Office of Financial Research Unveils Financial Stability Report: Risks Have Edged Higher Over the Past Year

WASHINGTON – The Office of Financial Research (OFR) unveiled its first annual Financial Stability Report today, saying threats to the stability of the U.S. financial system have edged higher over the past year.

“Overall, threats to U.S. financial stability remain moderate, in other words, in a medium range, but they edged higher within that range over the past year,” said OFR Director Richard Berner. “We see elevated and rising credit risks in U.S. nonfinancial business and in emerging-market economies, the continued reach for yield in a climate of persistently low interest rates, and the uneven resilience of the financial system.”

The report, the first released by the OFR, supplements and precedes the 2015 Annual Report to Congress, which the OFR will publish in January.

The OFR develops tools to assess and monitor threats to financial stability and evaluates the effectiveness of policy tools designed to improve the resilience of the U.S. financial system. The OFR also has a mandate to improve the scope, quality, and accessibility of financial data for the benefit of the Financial Stability Oversight Council and the public.
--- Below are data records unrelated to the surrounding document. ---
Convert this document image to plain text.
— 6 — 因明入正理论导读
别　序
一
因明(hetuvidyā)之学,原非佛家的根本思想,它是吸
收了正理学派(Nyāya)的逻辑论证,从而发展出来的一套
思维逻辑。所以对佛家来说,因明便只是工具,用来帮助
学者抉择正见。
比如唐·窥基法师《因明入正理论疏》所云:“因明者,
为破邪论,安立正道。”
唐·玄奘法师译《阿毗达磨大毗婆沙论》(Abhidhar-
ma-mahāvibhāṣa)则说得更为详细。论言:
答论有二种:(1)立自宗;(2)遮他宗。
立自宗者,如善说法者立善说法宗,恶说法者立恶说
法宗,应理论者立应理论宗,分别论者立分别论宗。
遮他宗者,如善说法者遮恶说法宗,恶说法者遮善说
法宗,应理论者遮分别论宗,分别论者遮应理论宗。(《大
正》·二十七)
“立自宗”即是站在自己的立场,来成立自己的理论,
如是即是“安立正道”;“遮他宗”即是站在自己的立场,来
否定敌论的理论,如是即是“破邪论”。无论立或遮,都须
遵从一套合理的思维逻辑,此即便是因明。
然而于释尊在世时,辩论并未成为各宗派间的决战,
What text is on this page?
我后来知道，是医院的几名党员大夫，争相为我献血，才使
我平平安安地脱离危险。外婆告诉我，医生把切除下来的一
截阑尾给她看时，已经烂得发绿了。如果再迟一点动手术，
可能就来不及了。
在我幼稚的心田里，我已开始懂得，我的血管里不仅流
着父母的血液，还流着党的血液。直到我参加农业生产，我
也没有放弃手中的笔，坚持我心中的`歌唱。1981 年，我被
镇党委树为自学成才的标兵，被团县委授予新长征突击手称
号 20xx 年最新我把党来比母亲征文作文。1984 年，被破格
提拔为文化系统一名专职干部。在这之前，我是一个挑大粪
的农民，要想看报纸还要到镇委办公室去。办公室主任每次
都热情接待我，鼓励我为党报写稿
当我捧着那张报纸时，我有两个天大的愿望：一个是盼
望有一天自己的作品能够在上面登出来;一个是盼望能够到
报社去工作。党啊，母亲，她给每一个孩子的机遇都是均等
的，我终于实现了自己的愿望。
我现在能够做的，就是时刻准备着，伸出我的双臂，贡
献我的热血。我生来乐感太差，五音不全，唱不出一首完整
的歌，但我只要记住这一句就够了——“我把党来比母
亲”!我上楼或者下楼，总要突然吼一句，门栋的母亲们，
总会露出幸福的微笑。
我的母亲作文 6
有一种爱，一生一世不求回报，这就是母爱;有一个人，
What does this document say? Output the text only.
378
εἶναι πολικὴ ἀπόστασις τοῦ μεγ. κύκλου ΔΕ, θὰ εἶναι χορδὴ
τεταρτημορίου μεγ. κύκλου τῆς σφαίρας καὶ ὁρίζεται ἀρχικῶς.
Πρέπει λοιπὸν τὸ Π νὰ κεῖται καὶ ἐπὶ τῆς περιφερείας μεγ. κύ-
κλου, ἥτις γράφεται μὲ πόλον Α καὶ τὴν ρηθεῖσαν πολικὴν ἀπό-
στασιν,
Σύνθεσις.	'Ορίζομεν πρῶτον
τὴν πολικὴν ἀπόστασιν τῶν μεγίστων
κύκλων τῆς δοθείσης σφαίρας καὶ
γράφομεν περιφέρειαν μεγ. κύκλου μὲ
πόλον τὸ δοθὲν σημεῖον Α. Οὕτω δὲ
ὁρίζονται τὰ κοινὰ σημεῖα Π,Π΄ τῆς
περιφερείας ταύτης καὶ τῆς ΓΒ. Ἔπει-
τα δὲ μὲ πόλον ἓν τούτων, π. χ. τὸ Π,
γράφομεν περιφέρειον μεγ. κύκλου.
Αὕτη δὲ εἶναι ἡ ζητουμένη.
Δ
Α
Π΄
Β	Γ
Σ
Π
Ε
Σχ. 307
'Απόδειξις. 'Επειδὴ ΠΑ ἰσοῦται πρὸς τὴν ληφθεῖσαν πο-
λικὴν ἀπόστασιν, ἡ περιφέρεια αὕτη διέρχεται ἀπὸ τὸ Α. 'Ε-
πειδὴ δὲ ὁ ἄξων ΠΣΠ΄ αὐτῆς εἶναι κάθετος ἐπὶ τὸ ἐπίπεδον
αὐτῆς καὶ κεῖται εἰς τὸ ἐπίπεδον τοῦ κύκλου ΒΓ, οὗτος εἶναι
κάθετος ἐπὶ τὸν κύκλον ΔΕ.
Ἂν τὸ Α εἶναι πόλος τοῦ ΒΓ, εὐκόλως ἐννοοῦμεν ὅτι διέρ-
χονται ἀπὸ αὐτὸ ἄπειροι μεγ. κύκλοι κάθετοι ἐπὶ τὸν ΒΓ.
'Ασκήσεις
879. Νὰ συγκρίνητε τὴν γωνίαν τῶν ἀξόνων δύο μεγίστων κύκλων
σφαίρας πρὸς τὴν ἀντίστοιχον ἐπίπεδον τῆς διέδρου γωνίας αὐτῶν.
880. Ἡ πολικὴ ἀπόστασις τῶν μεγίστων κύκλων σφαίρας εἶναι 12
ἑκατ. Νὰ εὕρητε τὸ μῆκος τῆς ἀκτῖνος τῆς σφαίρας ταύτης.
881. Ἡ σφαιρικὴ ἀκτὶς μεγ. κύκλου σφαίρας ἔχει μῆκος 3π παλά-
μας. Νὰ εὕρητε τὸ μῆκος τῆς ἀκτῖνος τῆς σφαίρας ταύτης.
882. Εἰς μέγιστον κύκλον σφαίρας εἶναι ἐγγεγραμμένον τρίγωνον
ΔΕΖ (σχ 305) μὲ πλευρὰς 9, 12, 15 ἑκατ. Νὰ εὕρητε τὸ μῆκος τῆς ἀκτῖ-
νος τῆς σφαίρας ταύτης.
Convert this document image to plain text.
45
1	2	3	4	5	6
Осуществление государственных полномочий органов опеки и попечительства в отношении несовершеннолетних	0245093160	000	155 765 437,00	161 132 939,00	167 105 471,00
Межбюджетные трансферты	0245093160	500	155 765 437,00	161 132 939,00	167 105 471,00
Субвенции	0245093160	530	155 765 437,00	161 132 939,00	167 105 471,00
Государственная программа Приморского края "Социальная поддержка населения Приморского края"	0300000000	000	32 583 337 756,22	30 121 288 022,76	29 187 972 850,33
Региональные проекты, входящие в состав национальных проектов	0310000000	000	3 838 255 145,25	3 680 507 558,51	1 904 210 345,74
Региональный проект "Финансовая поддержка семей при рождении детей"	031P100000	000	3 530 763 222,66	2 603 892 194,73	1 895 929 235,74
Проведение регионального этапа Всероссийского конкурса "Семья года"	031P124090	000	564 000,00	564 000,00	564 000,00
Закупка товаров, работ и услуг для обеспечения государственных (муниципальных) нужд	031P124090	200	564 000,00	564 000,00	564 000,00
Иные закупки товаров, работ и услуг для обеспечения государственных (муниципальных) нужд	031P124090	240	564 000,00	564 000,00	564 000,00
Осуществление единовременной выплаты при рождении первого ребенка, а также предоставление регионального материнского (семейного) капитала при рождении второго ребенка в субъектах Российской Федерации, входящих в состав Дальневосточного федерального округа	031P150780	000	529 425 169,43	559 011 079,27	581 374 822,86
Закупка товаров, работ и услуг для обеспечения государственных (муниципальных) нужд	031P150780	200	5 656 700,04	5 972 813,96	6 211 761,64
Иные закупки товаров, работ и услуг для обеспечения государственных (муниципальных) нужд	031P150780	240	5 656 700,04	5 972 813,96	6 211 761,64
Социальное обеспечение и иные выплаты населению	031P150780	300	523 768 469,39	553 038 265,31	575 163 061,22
In the Financial Stability Report, the OFR assessed vulnerabilities and resilience in the financial system, highlighting these areas of concern:

  1. Credit risks are elevated and rising for U.S. nonfinancial businesses and in many emerging markets. In the U.S., nonfinancial business debt is growing rapidly, boosting leverage; in relation to gross domestic product, it is at a historically elevated level.
  2. Persistently low interest rates and suppressed risk premiums in U.S. fixed-income markets contribute to excessive risk-taking and borrowing that could pose financial stability risks.
  3. The resilience of the financial system has improved significantly since the financial crisis, but it is uneven. Vulnerabilities persist and some new ones have emerged. Financial activity and risks have migrated outside the regulatory perimeter, market liquidity appears to have become more fragile in recent years, and interconnections among financial firms and markets are evolving in ways not fully understood.
  4. Central clearing of derivatives has benefits for risk management, but concentrates risk in central counterparties, or CCPs, and may transmit or amplify stress in new ways.
  5. Derivatives data reported to registered swap data repositories still have significant room for improvement. Further development of the framework to standardize and validate data is essential to improve data quality.
  6. Enhanced capital and leverage requirements have made banks more resilient, but they also can have unintended consequences. OFR analysis shows areas where these requirements may increase incentives for risk-taking by large, complex banking firms.

These assessments are informed by our Financial Stability Monitor, as well as broad financial system surveillance, data analysis, and research into specific vulnerabilities.